Even when it does regulate, Virginia often doesn't go as far in protecting air and water as some states, and often it's reactionary, waiting to act until it's forced to. That was the case with the new limit on the catch of menhaden, which are important to the Chesapeake Bay ecosystem. The state came about only after a multi-state board stepped in to impose its own limit. Virginia also waited to adopt meaningful regulations on nitrogen and phosphorous discharges until it had no choice, because it signed agreements to clean up the Chesapeake Bay or face a federal takeover of the problem.
Regulations won't mean a thing if they aren't enforced, if compliance isn't monitored and if offenders don't face the kind of penalties that are an incentive to comply.
In that context, legal action against SIL Clean Water is both necessary and overdue. It operates a plant that treats waste from poultry processors. That waste is loaded with nitrogen and phosphorous, and the plant's discharges into the North Fork of the Shenandoah River have been many times the amount allowed under its permits.
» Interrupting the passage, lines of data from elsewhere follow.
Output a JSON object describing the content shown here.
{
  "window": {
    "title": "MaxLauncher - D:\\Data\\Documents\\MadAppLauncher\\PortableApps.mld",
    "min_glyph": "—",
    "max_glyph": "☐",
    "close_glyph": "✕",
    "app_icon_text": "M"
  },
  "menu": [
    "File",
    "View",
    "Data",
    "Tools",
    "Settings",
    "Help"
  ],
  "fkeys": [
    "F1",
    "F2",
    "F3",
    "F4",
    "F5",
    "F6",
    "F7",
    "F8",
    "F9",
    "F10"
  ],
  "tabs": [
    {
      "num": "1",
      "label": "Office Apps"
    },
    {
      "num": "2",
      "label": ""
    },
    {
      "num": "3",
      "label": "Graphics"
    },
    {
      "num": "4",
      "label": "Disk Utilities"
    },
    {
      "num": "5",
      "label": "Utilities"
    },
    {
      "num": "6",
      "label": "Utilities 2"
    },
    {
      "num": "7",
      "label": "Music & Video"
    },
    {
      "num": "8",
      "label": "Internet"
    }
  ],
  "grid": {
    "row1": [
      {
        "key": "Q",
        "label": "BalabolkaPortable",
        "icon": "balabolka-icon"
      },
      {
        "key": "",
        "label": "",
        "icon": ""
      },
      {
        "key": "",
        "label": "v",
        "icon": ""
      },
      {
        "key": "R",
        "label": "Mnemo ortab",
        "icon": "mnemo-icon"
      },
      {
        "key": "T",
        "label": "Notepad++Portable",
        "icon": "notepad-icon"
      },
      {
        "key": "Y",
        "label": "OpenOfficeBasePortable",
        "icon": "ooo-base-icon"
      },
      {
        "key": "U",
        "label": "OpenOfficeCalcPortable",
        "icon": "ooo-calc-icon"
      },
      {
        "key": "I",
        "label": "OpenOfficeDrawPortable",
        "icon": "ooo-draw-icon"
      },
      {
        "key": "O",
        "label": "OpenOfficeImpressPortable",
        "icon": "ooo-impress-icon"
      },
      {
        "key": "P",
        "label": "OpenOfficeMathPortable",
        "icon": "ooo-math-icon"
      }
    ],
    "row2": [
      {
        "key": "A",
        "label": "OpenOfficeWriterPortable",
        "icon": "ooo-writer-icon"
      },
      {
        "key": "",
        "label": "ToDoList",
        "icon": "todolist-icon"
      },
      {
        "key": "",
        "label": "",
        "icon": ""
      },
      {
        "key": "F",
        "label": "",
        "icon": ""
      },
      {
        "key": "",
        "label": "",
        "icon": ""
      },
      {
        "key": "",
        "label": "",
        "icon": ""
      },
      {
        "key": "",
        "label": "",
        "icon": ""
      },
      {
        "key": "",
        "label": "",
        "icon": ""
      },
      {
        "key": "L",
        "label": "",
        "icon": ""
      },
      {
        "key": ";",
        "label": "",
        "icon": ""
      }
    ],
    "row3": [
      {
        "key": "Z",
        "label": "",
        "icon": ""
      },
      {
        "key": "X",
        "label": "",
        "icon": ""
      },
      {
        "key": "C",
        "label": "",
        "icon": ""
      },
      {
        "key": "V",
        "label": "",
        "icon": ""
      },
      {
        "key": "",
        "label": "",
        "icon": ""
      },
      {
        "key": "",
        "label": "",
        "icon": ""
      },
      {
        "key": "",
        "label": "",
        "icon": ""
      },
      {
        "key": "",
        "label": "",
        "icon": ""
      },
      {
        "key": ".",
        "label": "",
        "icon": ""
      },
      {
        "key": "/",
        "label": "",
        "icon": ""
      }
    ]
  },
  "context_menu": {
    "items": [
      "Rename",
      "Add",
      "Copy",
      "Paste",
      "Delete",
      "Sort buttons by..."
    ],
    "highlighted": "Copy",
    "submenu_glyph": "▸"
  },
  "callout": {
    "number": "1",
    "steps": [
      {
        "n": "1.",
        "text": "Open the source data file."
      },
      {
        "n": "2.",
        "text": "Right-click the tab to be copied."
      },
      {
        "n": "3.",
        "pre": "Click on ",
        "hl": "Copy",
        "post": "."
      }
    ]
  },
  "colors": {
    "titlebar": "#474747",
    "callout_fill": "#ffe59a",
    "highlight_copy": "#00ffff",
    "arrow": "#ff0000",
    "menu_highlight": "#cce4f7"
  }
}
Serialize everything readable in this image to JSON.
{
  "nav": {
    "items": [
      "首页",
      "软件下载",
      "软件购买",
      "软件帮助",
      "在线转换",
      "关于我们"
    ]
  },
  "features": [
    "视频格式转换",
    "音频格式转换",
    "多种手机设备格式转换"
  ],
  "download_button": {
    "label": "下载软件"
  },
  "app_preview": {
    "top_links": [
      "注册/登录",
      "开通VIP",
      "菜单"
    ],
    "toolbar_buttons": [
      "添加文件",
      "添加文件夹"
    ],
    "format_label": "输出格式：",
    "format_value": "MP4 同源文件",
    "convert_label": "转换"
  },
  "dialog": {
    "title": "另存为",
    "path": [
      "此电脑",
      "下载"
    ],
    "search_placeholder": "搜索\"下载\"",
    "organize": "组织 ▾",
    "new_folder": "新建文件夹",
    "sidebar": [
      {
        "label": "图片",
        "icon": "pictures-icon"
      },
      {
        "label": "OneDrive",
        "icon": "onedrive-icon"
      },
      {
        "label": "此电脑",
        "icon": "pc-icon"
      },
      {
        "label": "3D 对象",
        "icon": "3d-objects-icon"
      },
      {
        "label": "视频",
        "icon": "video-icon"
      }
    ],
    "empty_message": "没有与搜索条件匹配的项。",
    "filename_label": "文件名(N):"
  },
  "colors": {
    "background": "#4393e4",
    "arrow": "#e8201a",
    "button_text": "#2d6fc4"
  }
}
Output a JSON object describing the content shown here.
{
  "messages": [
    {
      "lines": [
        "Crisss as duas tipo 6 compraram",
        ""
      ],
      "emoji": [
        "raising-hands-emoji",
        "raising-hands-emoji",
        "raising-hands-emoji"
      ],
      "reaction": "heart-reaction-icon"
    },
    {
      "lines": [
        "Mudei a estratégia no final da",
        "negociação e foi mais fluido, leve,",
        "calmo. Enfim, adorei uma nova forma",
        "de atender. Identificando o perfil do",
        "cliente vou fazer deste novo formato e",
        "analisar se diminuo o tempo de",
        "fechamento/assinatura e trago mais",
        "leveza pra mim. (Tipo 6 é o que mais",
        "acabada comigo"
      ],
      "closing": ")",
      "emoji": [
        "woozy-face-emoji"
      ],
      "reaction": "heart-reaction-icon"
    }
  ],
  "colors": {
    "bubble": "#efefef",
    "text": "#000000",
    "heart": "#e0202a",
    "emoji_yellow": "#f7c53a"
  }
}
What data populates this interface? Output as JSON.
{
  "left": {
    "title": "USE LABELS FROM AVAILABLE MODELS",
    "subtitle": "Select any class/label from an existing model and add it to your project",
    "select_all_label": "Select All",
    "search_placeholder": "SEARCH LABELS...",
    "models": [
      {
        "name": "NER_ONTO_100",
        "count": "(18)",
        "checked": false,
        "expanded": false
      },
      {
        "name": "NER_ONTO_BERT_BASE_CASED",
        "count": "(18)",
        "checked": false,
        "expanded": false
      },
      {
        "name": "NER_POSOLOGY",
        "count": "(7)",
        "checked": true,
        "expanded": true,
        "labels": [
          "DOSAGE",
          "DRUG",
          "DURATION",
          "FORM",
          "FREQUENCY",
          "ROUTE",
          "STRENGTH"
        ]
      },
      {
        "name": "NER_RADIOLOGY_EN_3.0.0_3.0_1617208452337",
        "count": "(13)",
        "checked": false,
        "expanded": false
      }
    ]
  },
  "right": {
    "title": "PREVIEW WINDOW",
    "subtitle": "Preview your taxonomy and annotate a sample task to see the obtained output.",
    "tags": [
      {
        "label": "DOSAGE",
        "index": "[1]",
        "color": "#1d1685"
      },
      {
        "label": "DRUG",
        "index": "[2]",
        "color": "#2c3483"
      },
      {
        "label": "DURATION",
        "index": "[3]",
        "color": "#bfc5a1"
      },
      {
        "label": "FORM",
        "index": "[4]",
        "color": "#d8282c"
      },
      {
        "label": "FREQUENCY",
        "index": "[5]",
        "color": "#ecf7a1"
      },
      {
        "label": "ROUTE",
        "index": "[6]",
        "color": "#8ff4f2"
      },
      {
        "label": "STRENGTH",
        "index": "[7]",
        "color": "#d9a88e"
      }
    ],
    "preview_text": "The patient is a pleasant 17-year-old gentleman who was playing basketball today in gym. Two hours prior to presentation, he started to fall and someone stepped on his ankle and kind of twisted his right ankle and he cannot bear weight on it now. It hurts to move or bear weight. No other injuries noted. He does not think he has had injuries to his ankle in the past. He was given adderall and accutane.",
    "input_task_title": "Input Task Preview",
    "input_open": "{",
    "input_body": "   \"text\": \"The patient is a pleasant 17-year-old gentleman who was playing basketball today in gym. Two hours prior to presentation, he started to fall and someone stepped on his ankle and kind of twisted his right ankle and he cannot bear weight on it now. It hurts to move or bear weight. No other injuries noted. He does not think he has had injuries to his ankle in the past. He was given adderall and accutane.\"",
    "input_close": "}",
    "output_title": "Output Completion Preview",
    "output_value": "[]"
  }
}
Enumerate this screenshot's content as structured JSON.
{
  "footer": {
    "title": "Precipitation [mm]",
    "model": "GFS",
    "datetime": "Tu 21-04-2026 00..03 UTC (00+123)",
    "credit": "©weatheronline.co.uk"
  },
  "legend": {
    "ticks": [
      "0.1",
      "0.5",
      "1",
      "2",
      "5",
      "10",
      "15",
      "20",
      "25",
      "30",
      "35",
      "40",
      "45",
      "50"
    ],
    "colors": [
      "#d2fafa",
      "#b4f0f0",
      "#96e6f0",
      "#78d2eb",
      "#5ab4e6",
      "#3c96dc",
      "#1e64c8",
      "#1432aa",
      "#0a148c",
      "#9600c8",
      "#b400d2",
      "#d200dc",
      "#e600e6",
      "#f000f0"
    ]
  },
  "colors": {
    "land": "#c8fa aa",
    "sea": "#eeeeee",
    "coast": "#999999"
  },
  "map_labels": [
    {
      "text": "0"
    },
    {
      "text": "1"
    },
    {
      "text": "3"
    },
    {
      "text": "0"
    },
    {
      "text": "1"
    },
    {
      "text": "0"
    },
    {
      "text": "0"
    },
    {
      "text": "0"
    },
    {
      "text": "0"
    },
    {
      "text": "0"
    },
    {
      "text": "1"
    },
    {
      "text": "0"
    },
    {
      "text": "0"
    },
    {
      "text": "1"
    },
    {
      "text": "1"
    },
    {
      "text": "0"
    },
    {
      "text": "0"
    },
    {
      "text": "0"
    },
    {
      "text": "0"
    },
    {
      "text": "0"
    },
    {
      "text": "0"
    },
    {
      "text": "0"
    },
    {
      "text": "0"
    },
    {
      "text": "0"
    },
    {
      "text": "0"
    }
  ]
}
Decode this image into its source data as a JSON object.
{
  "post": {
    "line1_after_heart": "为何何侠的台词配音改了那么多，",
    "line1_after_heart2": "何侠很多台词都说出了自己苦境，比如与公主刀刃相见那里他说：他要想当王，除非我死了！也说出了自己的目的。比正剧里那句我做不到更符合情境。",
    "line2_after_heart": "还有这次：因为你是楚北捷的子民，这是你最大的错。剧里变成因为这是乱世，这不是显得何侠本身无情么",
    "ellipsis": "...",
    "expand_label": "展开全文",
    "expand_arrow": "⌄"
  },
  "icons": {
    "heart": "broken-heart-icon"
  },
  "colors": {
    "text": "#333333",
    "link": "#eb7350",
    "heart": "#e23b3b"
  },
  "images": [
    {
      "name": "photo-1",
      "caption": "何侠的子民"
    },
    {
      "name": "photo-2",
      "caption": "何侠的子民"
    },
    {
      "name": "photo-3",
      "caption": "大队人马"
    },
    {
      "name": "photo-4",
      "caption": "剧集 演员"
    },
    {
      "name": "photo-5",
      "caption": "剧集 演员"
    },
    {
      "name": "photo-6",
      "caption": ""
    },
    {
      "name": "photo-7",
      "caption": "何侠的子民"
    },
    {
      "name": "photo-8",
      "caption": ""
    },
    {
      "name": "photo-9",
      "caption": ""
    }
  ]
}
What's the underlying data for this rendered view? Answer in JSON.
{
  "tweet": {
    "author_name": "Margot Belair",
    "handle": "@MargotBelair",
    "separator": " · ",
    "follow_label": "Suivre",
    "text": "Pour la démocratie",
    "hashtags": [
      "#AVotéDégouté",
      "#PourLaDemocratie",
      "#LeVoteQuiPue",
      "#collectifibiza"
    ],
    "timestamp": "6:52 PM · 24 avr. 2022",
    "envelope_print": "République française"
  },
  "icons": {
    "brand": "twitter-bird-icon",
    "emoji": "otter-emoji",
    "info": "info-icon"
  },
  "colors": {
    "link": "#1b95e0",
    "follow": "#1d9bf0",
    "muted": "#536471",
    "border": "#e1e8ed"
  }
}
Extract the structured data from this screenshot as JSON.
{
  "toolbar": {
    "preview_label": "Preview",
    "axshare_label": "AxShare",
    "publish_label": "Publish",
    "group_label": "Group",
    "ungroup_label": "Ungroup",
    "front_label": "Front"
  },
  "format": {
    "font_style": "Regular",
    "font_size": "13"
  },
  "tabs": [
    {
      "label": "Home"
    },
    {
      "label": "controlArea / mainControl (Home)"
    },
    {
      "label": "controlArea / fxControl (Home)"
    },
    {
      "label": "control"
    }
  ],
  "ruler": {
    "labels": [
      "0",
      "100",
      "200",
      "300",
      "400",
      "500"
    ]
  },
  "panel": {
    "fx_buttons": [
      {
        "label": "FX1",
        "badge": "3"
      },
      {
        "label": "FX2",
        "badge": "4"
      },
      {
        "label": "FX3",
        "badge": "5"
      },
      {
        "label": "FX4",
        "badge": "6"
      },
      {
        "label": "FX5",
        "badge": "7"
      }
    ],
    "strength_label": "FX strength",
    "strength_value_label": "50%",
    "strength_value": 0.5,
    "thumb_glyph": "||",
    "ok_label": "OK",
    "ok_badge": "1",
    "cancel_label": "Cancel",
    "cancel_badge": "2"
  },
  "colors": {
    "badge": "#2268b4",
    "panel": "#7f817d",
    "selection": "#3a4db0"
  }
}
Too much nitrogen and phosphorous wreak havoc in the water, feeding the algae blooms that kill off the underwater vegetation so vital to marine life. The Shenandoah is a river in trouble on many fronts, damaged by pollution and development. And what goes into the Shenandoah doesn't stay there; it flows into the Potomac River and, ultimately, the Chesapeake Bay.
The fact that Virginia is - finally - taking decisive action against a long-time polluter should bring real progress in efforts to address nitrogen and phosphorous overloads. If this also marks a new willingness by the state to be less shy about using the twin guns of regulations and enforcement, cleaner and better days lie ahead.